5 - Pessoas fora dos seus locais de serviço não podem ter suas indignações e protestar contra o que lhes der na telha?

Neltair Abreu - jornalista
Identidade 50034223786

Fiz o possível para não entrar neste assunto, não pensei que fosse render tanto. Me enganei. As imagens da destruição do relógio estão na televisão, num comercial do PPB. E as cartas e comentários continuam, já falaram até em CPI do relógio, imaginem. Aproveito a carta do Santiago, um grande artista e um cara por quem eu tenho o maior respeito e admiração, para meter meu bedelho. Por partes.

"A juventude não seria juventude se não protestasse na data dos 500 anos".

Perfeito. O papel das hordas juvenis é este mesmo, extravasar seu descontentamento no que estiver no caminho. Melhor ainda se o que estiver no caminho for um símbolo do pensamento dominante, um relógio da rede Globo, um out-door da Coca-Cola, ou a careca do José Serra.

"...exagero maior está sendo a choradeira que fazem os comunicadores em torno da destruição do relógio".

Sem dúvida. A choradeira é puro jogo de cena, claro. Evoca-se a segurança pública, o respeito à ordem e ao patrimônio tentando vender a idéia de que um governo popular acaba necessariamente em barbárie. 

"A Rede Globo, a verdadeira proprietária, não reclamou uma vírgula sobre o assunto."

Bem lembrado. Aliás, que utilidade tem um relógio que marca uma contagem regressiva depois que chega o momento zero? Imagino que, não fosse dramaticamente destruído, o relógio teria sido melancolicamente desmontado.

"O relógio não passa de equipamento de propaganda de uma empresa privada e feito de tecido plástico perecível, portanto chamá-lo de "monumento" é de um exagero atroz."

E não dos piores. Um dia destes José Barrionuevo produziu uma manchete antológica: "aumenta o analfabetismo na capital". A conclusão vinha do aumento (de 13.060 para 13.130) de eleitores analfabetos registrados no TRE. A tentação da manchete impediu que o jornalista parasse um segundo para pensar que eleitor analfabeto vota se quiser, que o aumento é um bom sinal, reflete a politização crescente na cidade e não tem nada a ver com o número total de analfabetos existentes. Cheguei a começar um texto para o Não ("analfabetismo aumenta na página dez de zero hora") mas não deu tempo de publicar: o próprio jornalista corrigiu seu erro, em nota de bem menos destaque, no dia seguinte. Quem não viu, espere a campanha eleitoral. Querem apostar que esta manchete vai parar na televisão?

"Querer que o Estado proteja anúncios de empresas privadas é como exigir que policiais pagos com o nosso dinheiro montem guarda nos out-doors da Coca-Cola, por exemplo".
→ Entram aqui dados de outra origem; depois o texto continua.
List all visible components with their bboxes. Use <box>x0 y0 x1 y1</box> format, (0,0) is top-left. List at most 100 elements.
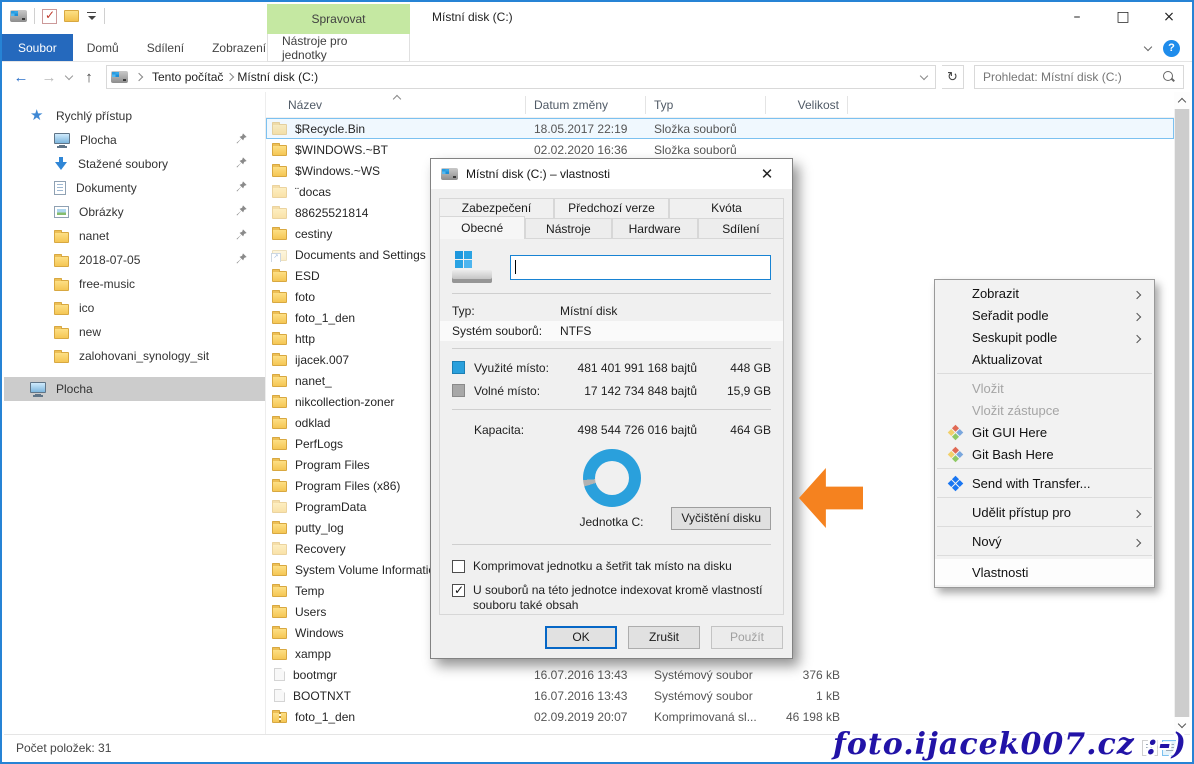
context-menu-item-se-adit-podle[interactable]: Seřadit podle <box>935 304 1154 326</box>
sidebar-item-2018-07-05[interactable]: 2018-07-05 <box>4 248 265 272</box>
file-name: Documents and Settings <box>295 248 426 262</box>
file-size: 376 kB <box>766 668 848 682</box>
file-row-windows-bt[interactable]: $WINDOWS.~BT02.02.2020 16:36Složka soubo… <box>266 139 1174 160</box>
column-header-type[interactable]: Typ <box>646 96 766 114</box>
sidebar-item-plocha-root[interactable]: Plocha <box>4 377 265 401</box>
context-menu-item-aktualizovat[interactable]: Aktualizovat <box>935 348 1154 370</box>
file-row-foto-1-den[interactable]: foto_1_den02.09.2019 20:07Komprimovaná s… <box>266 706 1174 727</box>
ribbon-tab-soubor[interactable]: Soubor <box>2 34 73 61</box>
context-menu-item-ud-lit-p-stup-pro[interactable]: Udělit přístup pro <box>935 501 1154 523</box>
dialog-title: Místní disk (C:) – vlastnosti <box>466 167 610 181</box>
drive-icon <box>441 168 458 180</box>
used-space-bytes: 481 401 991 168 bajtů <box>570 361 713 375</box>
breadcrumb-item-tento-po-ta[interactable]: Tento počítač <box>150 70 225 84</box>
breadcrumb-item-m-stn-disk-c[interactable]: Místní disk (C:) <box>235 70 320 84</box>
dialog-tab-kv-ta[interactable]: Kvóta <box>669 198 784 218</box>
maximize-button[interactable]: □ <box>1100 2 1146 32</box>
context-menu-item-vlastnosti[interactable]: Vlastnosti <box>935 559 1154 585</box>
index-checkbox[interactable] <box>452 584 465 597</box>
sidebar-item-dokumenty[interactable]: Dokumenty <box>4 176 265 200</box>
pin-icon <box>236 181 247 192</box>
menu-item-label: Seřadit podle <box>972 308 1134 323</box>
context-menu-item-vlo-it-z-stupce: Vložit zástupce <box>935 399 1154 421</box>
collapse-ribbon-chevron-icon[interactable] <box>1144 42 1152 50</box>
scroll-up-icon[interactable] <box>1174 92 1190 109</box>
file-name-cell: bootmgr <box>266 668 526 682</box>
dialog-tab-obecn[interactable]: Obecné <box>439 216 525 239</box>
file-name-cell: $WINDOWS.~BT <box>266 143 526 157</box>
folder-icon <box>272 649 287 660</box>
refresh-icon[interactable]: ↻ <box>942 65 964 89</box>
context-menu-item-send-with-transfer[interactable]: Send with Transfer... <box>935 472 1154 494</box>
ribbon-tab-sd-len[interactable]: Sdílení <box>133 34 198 61</box>
cancel-button[interactable]: Zrušit <box>628 626 700 649</box>
file-name: Program Files (x86) <box>295 479 400 493</box>
context-menu-item-seskupit-podle[interactable]: Seskupit podle <box>935 326 1154 348</box>
close-button[interactable]: × <box>1146 2 1192 32</box>
dialog-tab-hardware[interactable]: Hardware <box>612 218 698 239</box>
folder-icon <box>272 313 287 324</box>
help-icon[interactable]: ? <box>1163 40 1180 57</box>
minimize-button[interactable]: – <box>1054 2 1100 32</box>
sidebar-item-new[interactable]: new <box>4 320 265 344</box>
compress-checkbox[interactable] <box>452 560 465 573</box>
ribbon-tab-dom[interactable]: Domů <box>73 34 133 61</box>
items-count: Počet položek: 31 <box>16 741 111 755</box>
back-icon[interactable]: ← <box>10 69 32 86</box>
sidebar-item-plocha[interactable]: Plocha <box>4 128 265 152</box>
sidebar-item-zalohovani-synology-sit[interactable]: zalohovani_synology_sit <box>4 344 265 368</box>
dialog-tab-p-edchoz-verze[interactable]: Předchozí verze <box>554 198 669 218</box>
pin-icon <box>236 229 247 240</box>
dialog-tab-n-stroje[interactable]: Nástroje <box>525 218 611 239</box>
search-input[interactable]: Prohledat: Místní disk (C:) <box>974 65 1184 89</box>
file-row-recycle-bin[interactable]: $Recycle.Bin18.05.2017 22:19Složka soubo… <box>266 118 1174 139</box>
history-chevron-icon[interactable] <box>65 71 73 79</box>
search-icon[interactable] <box>1163 71 1175 83</box>
file-name: ESD <box>295 269 320 283</box>
customize-toolbar-chevron[interactable] <box>86 11 97 21</box>
dialog-general-tab-page: Typ: Místní disk Systém souborů: NTFS Vy… <box>439 238 784 615</box>
sidebar-item-label: zalohovani_synology_sit <box>79 349 209 363</box>
context-menu-item-nov[interactable]: Nový <box>935 530 1154 552</box>
file-row-bootmgr[interactable]: bootmgr16.07.2016 13:43Systémový soubor3… <box>266 664 1174 685</box>
ribbon-contextual-header[interactable]: Spravovat <box>267 4 410 34</box>
shortcut-folder-icon <box>272 250 287 261</box>
sidebar-item-obr-zky[interactable]: Obrázky <box>4 200 265 224</box>
sidebar-item-free-music[interactable]: free-music <box>4 272 265 296</box>
chevron-right-icon[interactable] <box>135 73 143 81</box>
dialog-tab-zabezpe-en[interactable]: Zabezpečení <box>439 198 554 218</box>
sidebar-group-quick-access[interactable]: ★ Rychlý přístup <box>4 104 265 128</box>
vertical-scrollbar[interactable] <box>1174 92 1190 734</box>
zip-folder-icon <box>272 712 287 723</box>
disk-cleanup-button[interactable]: Vyčištění disku <box>671 507 771 530</box>
watermark: foto.ijacek007.cz :-) <box>833 727 1187 762</box>
properties-check-icon[interactable] <box>42 9 57 24</box>
chevron-right-icon[interactable] <box>226 73 234 81</box>
chevron-right-icon <box>1133 538 1141 546</box>
folder-icon <box>54 280 69 291</box>
dialog-close-icon[interactable]: ✕ <box>752 165 782 183</box>
breadcrumb[interactable]: Tento počítač Místní disk (C:) <box>106 65 936 89</box>
folder-icon <box>54 352 69 363</box>
ok-button[interactable]: OK <box>545 626 617 649</box>
ribbon-tab-nastroje-pro-jednotky[interactable]: Nástroje pro jednotky <box>267 34 410 62</box>
menu-separator <box>937 373 1152 374</box>
compress-checkbox-label: Komprimovat jednotku a šetřit tak místo … <box>473 559 732 574</box>
volume-label-input[interactable] <box>510 255 771 280</box>
dialog-tab-sd-len[interactable]: Sdílení <box>698 218 784 239</box>
up-icon[interactable]: ↑ <box>78 69 100 86</box>
column-header-size[interactable]: Velikost <box>766 96 848 114</box>
context-menu-item-zobrazit[interactable]: Zobrazit <box>935 282 1154 304</box>
scrollbar-thumb[interactable] <box>1175 109 1189 717</box>
context-menu-item-git-bash-here[interactable]: Git Bash Here <box>935 443 1154 465</box>
desktop-icon <box>54 133 70 144</box>
sidebar-item-sta-en-soubory[interactable]: Stažené soubory <box>4 152 265 176</box>
context-menu-item-git-gui-here[interactable]: Git GUI Here <box>935 421 1154 443</box>
sidebar-item-nanet[interactable]: nanet <box>4 224 265 248</box>
new-folder-icon[interactable] <box>64 10 79 22</box>
address-dropdown-chevron-icon[interactable] <box>920 71 928 79</box>
file-row-bootnxt[interactable]: BOOTNXT16.07.2016 13:43Systémový soubor1… <box>266 685 1174 706</box>
column-headers: Název Datum změny Typ Velikost <box>266 92 1174 118</box>
sidebar-item-ico[interactable]: ico <box>4 296 265 320</box>
column-header-date[interactable]: Datum změny <box>526 96 646 114</box>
Bem, aqui infelizmente eu tenho que discordar do Santiago. Acho abominável a profusão de anúncios publicitários nas ruas de Porto Alegre. Escrevi sobre isso na primeira edição do Não. A maioria dos anúncios na cidade não tem qualquer autorização, são clandestinos. A publicidade só tem sentido quando barateia algum serviço de interesse público. O que a cidade ganha com esta enxurrada de anúncios? Um caso especialmente revoltante é o da Estação Farrapos, que já foi uma bela imagem no ponto de fuga da avenida, hoje destruída por lixo publicitário. Mas... espera-se, sim, que o estado proteja a integridade dos anúncios. Espera-se mais: que o estado limite, regule e fiscalize a existência dos anúncios. Que remova os anúncios irregulares, o que não faz, parece que por falta de equipamentos, verba e pessoal. E que proteja os que tiverem existência legal, como era o caso do relógio. A rede Globo, conforme informou o prefeito Raul Pont na "inauguração" do relógio, pagou à prefeitura pelo espaço. Era de se esperar que o estado protegesse a sua integridade. Ou não? 
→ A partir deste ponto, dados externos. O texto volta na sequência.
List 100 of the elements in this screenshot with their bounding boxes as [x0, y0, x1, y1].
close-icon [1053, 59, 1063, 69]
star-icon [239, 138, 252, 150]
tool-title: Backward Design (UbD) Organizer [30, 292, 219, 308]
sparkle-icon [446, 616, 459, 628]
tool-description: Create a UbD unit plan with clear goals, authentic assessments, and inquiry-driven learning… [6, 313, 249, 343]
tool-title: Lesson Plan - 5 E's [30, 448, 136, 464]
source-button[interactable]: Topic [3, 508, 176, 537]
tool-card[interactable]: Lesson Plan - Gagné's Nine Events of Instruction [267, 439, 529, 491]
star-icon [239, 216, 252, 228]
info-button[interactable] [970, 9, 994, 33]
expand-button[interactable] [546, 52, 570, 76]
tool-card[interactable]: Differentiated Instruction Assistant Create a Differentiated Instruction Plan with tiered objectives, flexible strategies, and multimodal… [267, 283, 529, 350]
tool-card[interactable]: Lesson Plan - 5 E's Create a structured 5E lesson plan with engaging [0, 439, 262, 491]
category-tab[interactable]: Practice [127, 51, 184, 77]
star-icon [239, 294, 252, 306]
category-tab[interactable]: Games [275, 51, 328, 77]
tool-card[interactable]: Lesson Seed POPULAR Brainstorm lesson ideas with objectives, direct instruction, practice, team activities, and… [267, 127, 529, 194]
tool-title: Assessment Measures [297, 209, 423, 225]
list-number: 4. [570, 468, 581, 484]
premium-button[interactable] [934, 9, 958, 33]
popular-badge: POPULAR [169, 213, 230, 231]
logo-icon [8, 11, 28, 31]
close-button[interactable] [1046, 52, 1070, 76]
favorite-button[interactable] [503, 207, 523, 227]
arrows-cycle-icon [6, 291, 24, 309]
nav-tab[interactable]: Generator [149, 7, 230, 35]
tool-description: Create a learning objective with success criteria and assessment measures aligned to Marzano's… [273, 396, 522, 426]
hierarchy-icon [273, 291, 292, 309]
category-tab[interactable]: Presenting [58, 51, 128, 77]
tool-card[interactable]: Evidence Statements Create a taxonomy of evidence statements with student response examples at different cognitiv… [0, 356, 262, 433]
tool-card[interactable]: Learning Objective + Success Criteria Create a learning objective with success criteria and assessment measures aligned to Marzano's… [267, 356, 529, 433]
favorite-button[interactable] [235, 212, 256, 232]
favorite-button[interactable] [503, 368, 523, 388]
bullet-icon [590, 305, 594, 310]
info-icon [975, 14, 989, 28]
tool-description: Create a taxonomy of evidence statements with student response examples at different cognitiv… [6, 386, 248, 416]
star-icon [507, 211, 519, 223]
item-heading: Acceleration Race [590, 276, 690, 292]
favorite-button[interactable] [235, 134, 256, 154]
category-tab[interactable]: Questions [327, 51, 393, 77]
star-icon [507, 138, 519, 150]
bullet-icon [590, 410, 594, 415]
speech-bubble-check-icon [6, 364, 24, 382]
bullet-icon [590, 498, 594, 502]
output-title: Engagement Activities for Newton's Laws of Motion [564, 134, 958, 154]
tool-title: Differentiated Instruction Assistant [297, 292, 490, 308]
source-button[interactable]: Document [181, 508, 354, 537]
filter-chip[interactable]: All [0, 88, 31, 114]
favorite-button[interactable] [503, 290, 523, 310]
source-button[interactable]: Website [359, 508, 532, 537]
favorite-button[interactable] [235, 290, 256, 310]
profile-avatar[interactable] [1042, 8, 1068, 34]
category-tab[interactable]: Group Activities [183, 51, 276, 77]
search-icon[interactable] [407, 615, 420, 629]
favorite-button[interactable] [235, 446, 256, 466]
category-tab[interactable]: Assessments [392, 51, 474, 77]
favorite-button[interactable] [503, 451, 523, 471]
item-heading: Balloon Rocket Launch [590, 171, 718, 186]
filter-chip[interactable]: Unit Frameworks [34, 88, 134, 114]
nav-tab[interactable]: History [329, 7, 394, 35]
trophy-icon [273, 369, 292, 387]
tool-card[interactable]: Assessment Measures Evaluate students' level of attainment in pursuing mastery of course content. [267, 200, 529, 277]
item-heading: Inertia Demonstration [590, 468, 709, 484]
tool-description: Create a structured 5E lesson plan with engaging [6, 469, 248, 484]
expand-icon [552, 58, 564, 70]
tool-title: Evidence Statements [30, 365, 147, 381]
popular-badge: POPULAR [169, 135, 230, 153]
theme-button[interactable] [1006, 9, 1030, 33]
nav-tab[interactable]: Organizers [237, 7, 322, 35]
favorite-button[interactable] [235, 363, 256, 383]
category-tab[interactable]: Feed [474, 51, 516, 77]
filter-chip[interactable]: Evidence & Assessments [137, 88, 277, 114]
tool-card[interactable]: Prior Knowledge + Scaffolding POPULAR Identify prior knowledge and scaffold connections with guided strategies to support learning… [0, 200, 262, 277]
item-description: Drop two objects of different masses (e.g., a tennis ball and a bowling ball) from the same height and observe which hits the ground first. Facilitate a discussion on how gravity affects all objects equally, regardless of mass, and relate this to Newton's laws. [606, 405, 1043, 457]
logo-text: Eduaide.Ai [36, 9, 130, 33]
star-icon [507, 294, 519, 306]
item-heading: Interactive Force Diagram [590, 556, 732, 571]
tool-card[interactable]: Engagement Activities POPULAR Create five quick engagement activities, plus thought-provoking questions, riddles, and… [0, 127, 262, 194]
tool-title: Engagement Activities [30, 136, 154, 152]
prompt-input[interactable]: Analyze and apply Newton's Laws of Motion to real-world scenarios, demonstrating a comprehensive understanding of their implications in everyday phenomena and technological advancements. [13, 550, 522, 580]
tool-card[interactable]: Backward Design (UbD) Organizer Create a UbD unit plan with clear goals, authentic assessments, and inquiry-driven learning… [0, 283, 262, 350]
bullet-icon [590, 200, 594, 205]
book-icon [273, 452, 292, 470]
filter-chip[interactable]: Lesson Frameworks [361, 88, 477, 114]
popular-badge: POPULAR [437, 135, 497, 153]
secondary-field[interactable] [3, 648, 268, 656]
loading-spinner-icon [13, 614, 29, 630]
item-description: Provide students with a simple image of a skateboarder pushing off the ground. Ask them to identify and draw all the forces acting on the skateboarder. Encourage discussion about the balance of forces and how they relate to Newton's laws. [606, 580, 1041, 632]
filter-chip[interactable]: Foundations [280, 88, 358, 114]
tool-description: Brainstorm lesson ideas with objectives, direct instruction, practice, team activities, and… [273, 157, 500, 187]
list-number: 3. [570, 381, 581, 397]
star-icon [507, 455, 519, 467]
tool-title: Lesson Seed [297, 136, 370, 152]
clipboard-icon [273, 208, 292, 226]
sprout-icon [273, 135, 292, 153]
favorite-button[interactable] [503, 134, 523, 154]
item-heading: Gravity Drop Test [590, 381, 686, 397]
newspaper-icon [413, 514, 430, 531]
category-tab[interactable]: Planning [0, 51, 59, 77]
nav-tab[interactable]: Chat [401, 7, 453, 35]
"Vale lembrar que miniaturas do tal relógio estavam sendo comercializadas pelo autor, que nem brasileiro é".

Aqui, o pior momento da carta. Que o relógio estivesse sendo comercializado na sua versão em miniatura é problema de quem vende e mau gosto de quem compra. Justificar sua destruição alegando que o autor não é brasileiro é um absurdo da pior espécie, xenofobia pura e simples. Hans Donner nasceu na Áustria. E aí? Xico Stockinger também. Isto serviria como argumento, como lembrou o Werner, para a destruição do Cristo Redentor no Rio, também obra de um estrangeiro. Ou da Estátua da Liberdade em Nova Iorque. 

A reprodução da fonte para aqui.